DUST IN THE WIND: INFLUENCES ON THE PRESERVATION OF VOLCANICLASTICS WITHIN THE EOCENE-OLIGOCENE WHITE RIVER SEQUENCE OF THE GREAT PLAINS AND MIDDLE ROCKY MOUNTAINS

Climatic and environmental changes associated with the terrestrial Eocene-Oligocene transition (EOT) of the northern Great Plains manifest as a combination of up-section transitions in depositional environments, paleopedology, and faunal associations within a regionally diachronous lenticular package of strata that thins in multiple directions over hundreds of kilometers from a depocenter of over 300 m in western NE. The EOT is preserved within this diachronous stratigraphic succession, referred to as the White River sequence, and preserves both local and global climatic and environmental influences. At any one locality depositional environments change up-section from meandering river systems with forested landscapes to progressively open ecosystems with flashy and ephemeral fluvial systems.
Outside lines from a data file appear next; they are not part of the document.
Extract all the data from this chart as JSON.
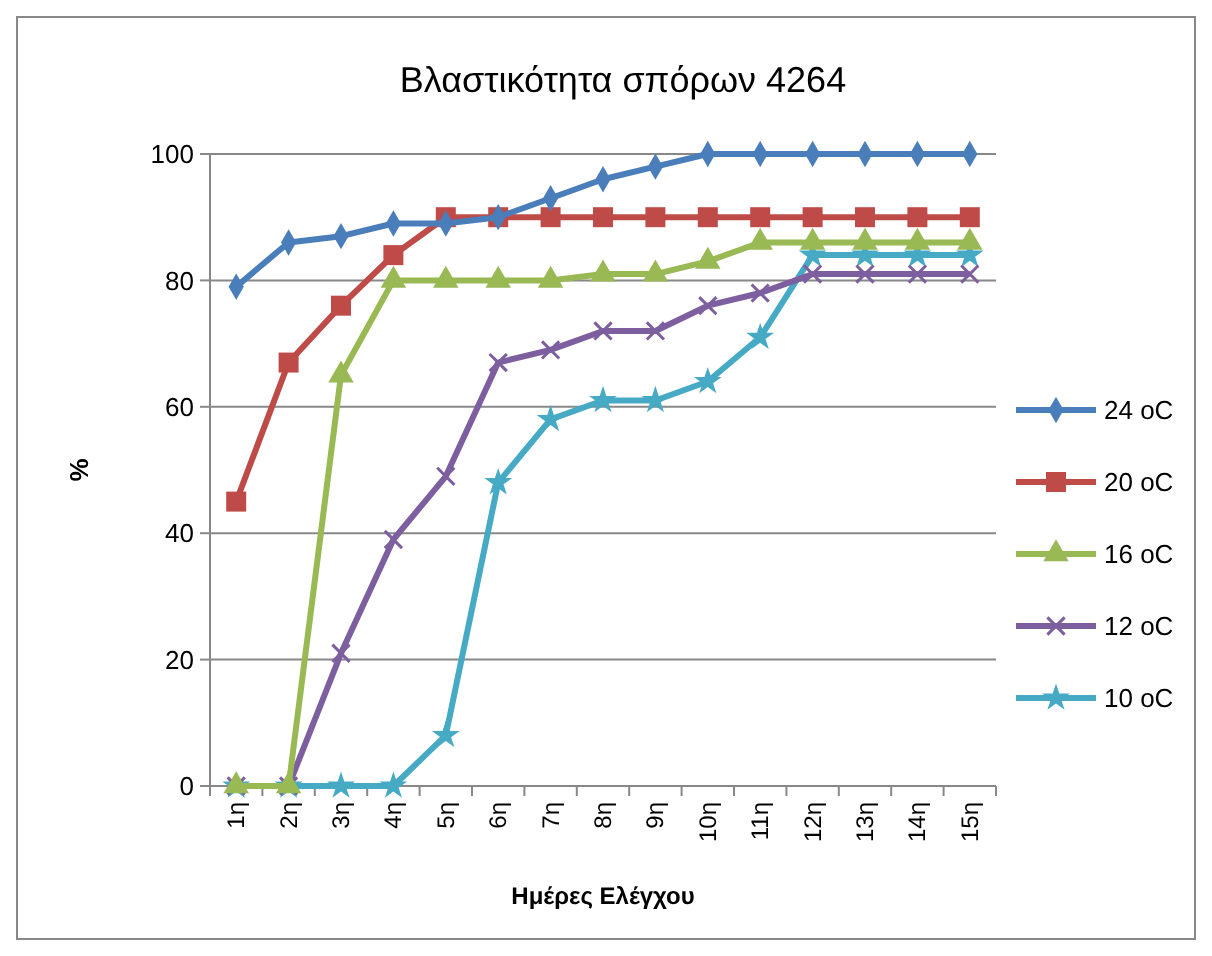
{
  "chart_data": {
    "type": "line",
    "title": "Βλαστικότητα σπόρων 4264",
    "xlabel": "Ημέρες Ελέγχου",
    "ylabel": "%",
    "categories": [
      "1η",
      "2η",
      "3η",
      "4η",
      "5η",
      "6η",
      "7η",
      "8η",
      "9η",
      "10η",
      "11η",
      "12η",
      "13η",
      "14η",
      "15η"
    ],
    "series": [
      {
        "name": "24 oC",
        "color": "#4a7ebb",
        "marker": "diamond",
        "values": [
          79,
          86,
          87,
          89,
          89,
          90,
          93,
          96,
          98,
          100,
          100,
          100,
          100,
          100,
          100
        ]
      },
      {
        "name": "20 oC",
        "color": "#be4b48",
        "marker": "square",
        "values": [
          45,
          67,
          76,
          84,
          90,
          90,
          90,
          90,
          90,
          90,
          90,
          90,
          90,
          90,
          90
        ]
      },
      {
        "name": "16 oC",
        "color": "#98b954",
        "marker": "triangle",
        "values": [
          0,
          0,
          65,
          80,
          80,
          80,
          80,
          81,
          81,
          83,
          86,
          86,
          86,
          86,
          86
        ]
      },
      {
        "name": "12 oC",
        "color": "#7d5fa0",
        "marker": "cross",
        "values": [
          0,
          0,
          21,
          39,
          49,
          67,
          69,
          72,
          72,
          76,
          78,
          81,
          81,
          81,
          81
        ]
      },
      {
        "name": "10 oC",
        "color": "#46aac5",
        "marker": "star",
        "values": [
          0,
          0,
          0,
          0,
          8,
          48,
          58,
          61,
          61,
          64,
          71,
          84,
          84,
          84,
          84
        ]
      }
    ],
    "ylim": [
      0,
      100
    ],
    "yticks": [
      0,
      20,
      40,
      60,
      80,
      100
    ],
    "grid": "y",
    "legend": "right",
    "line_style": "solid"
  }
}
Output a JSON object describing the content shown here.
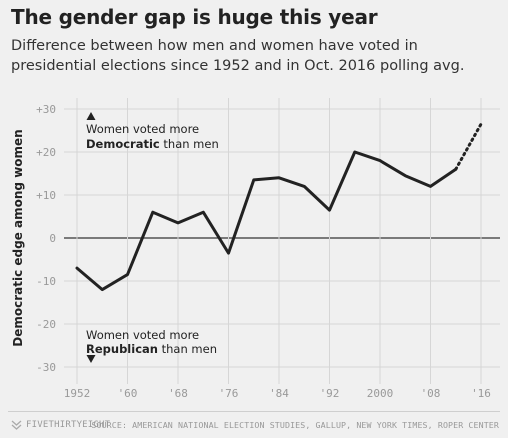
{
  "header": {
    "title": "The gender gap is huge this year",
    "subtitle": "Difference between how men and women have voted in presidential elections since 1952 and in Oct. 2016 polling avg."
  },
  "footer": {
    "brand": "FIVETHIRTYEIGHT",
    "source": "SOURCE: AMERICAN NATIONAL ELECTION STUDIES, GALLUP, NEW YORK TIMES, ROPER CENTER"
  },
  "colors": {
    "background": "#f0f0f0",
    "line": "#222222",
    "grid": "#d6d6d6",
    "zero_line": "#333333",
    "tick_text": "#999999"
  },
  "chart_data": {
    "type": "line",
    "title": "The gender gap is huge this year",
    "xlabel": "",
    "ylabel": "Democratic edge among women",
    "xlim": [
      1950,
      2018
    ],
    "ylim": [
      -32,
      30
    ],
    "y_ticks": [
      30,
      20,
      10,
      0,
      -10,
      -20,
      -30
    ],
    "y_tick_labels": [
      "+30",
      "+20",
      "+10",
      "0",
      "-10",
      "-20",
      "-30"
    ],
    "x_ticks": [
      1952,
      1960,
      1968,
      1976,
      1984,
      1992,
      2000,
      2008,
      2016
    ],
    "x_tick_labels": [
      "1952",
      "'60",
      "'68",
      "'76",
      "'84",
      "'92",
      "2000",
      "'08",
      "'16"
    ],
    "grid": true,
    "series": [
      {
        "style": "solid",
        "x": [
          1952,
          1956,
          1960,
          1964,
          1968,
          1972,
          1976,
          1980,
          1984,
          1988,
          1992,
          1996,
          2000,
          2004,
          2008,
          2012
        ],
        "y": [
          -7,
          -12,
          -8.5,
          6,
          3.5,
          6,
          -3.5,
          13.5,
          14,
          12,
          6.5,
          20,
          18,
          14.5,
          12,
          16
        ]
      },
      {
        "style": "dotted",
        "x": [
          2012,
          2016
        ],
        "y": [
          16,
          26.5
        ]
      }
    ],
    "annotations": {
      "top": {
        "line1": "Women voted more",
        "bold": "Democratic",
        "rest": " than men",
        "arrow": "up"
      },
      "bottom": {
        "line1": "Women voted more",
        "bold": "Republican",
        "rest": " than men",
        "arrow": "down"
      }
    }
  }
}
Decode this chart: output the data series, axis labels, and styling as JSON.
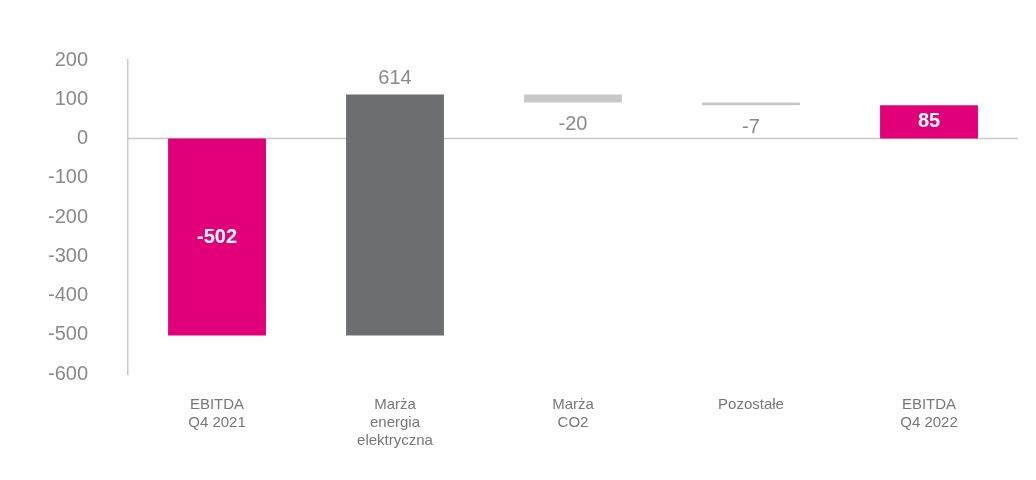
{
  "chart_data": {
    "type": "bar",
    "categories": [
      "EBITDA\nQ4 2021",
      "Marża\nenergia\nelektryczna",
      "Marża\nCO2",
      "Pozostałe",
      "EBITDA\nQ4 2022"
    ],
    "values": [
      -502,
      614,
      -20,
      -7,
      85
    ],
    "base": [
      0,
      -502,
      112,
      92,
      0
    ],
    "colors": [
      "#e2007a",
      "#6d6e71",
      "#c8c8c8",
      "#c8c8c8",
      "#e2007a"
    ],
    "ylim": [
      -600,
      200
    ],
    "yticks": [
      -600,
      -500,
      -400,
      -300,
      -200,
      -100,
      0,
      100,
      200
    ],
    "ref_lines": [
      {
        "axis": "y",
        "value": 0,
        "color": "#c8c8c8"
      }
    ],
    "data_labels": true,
    "grid": false,
    "legend": false
  }
}
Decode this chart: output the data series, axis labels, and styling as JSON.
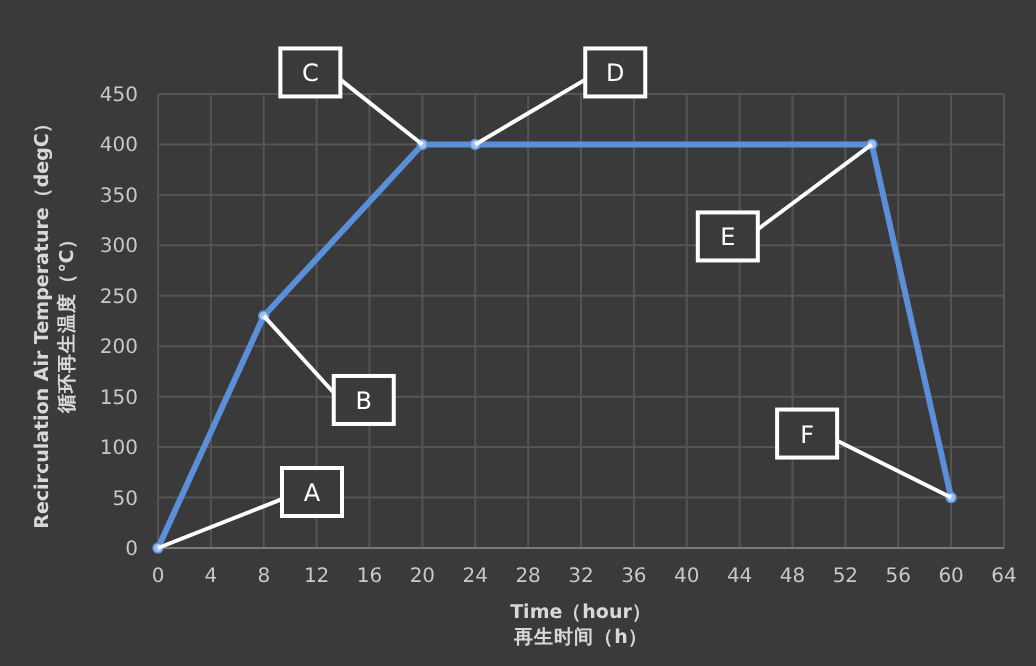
{
  "chart_data": {
    "type": "line",
    "xlabel": "Time（hour）再生时间（h）",
    "ylabel": "Recirculation Air Temperature（degC）循环再生温度（℃）",
    "x": [
      0,
      8,
      20,
      24,
      54,
      60
    ],
    "series": [
      {
        "color": "#5b8fd9",
        "values": [
          0,
          230,
          400,
          400,
          400,
          50
        ]
      }
    ],
    "xlim": [
      0,
      64
    ],
    "xticks": [
      0,
      4,
      8,
      12,
      16,
      20,
      24,
      28,
      32,
      36,
      40,
      44,
      48,
      52,
      56,
      60,
      64
    ],
    "ylim": [
      0,
      450
    ],
    "yticks": [
      0,
      50,
      100,
      150,
      200,
      250,
      300,
      350,
      400,
      450
    ],
    "grid": true,
    "marker": "circle",
    "line_style": "solid",
    "annotations": [
      {
        "text": "A",
        "x": 0,
        "y": 0
      },
      {
        "text": "B",
        "x": 8,
        "y": 230
      },
      {
        "text": "C",
        "x": 20,
        "y": 400
      },
      {
        "text": "D",
        "x": 24,
        "y": 400
      },
      {
        "text": "E",
        "x": 54,
        "y": 400
      },
      {
        "text": "F",
        "x": 60,
        "y": 50
      }
    ]
  }
}
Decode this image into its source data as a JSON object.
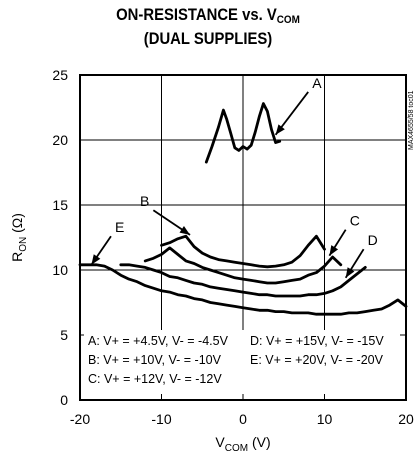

This up section change in fluvial style and paleopedology is associated with an increase in the proportion of eolian volcaniclastic materials introduced into the system, an increase in sedimentation rates, and is diachronous across the region, occurring earlier in WY. Traditionally this up section change has been interpreted as a response to global cooling and/or drying across the EOT, although this same transition in fluvial geomorphology and associated paleopedology can be produced by an increase in sedimentation rates, such as the dramatic influx of aeolian volcaniclastics into the White River depositional complex. The introduction of volcanic materials, as ash falls and reworked volcaniclastics, began in the late Eocene and continued into the Oligocene. Depending on the dominant environmental conditions at any one time or place, reworked volcanic materials were either completely altered to smectitic clays or preserved as pristine ash shards. Today this difference in preservation is recognized as the formal lithostratigraphic units of the Chadron and Brule members/formations in WY and NE. With progradation of reworked volcaniclastics into any given area, depositional systems were eventually overwhelmed, resulting in up-section changes in fluvial and pedogenic facies suggestive of increasingly arid conditions. Further study within regionally extensive isochronous intervals is required in order to clarify the influence of local vs. global climatic and environmental drivers on these changes.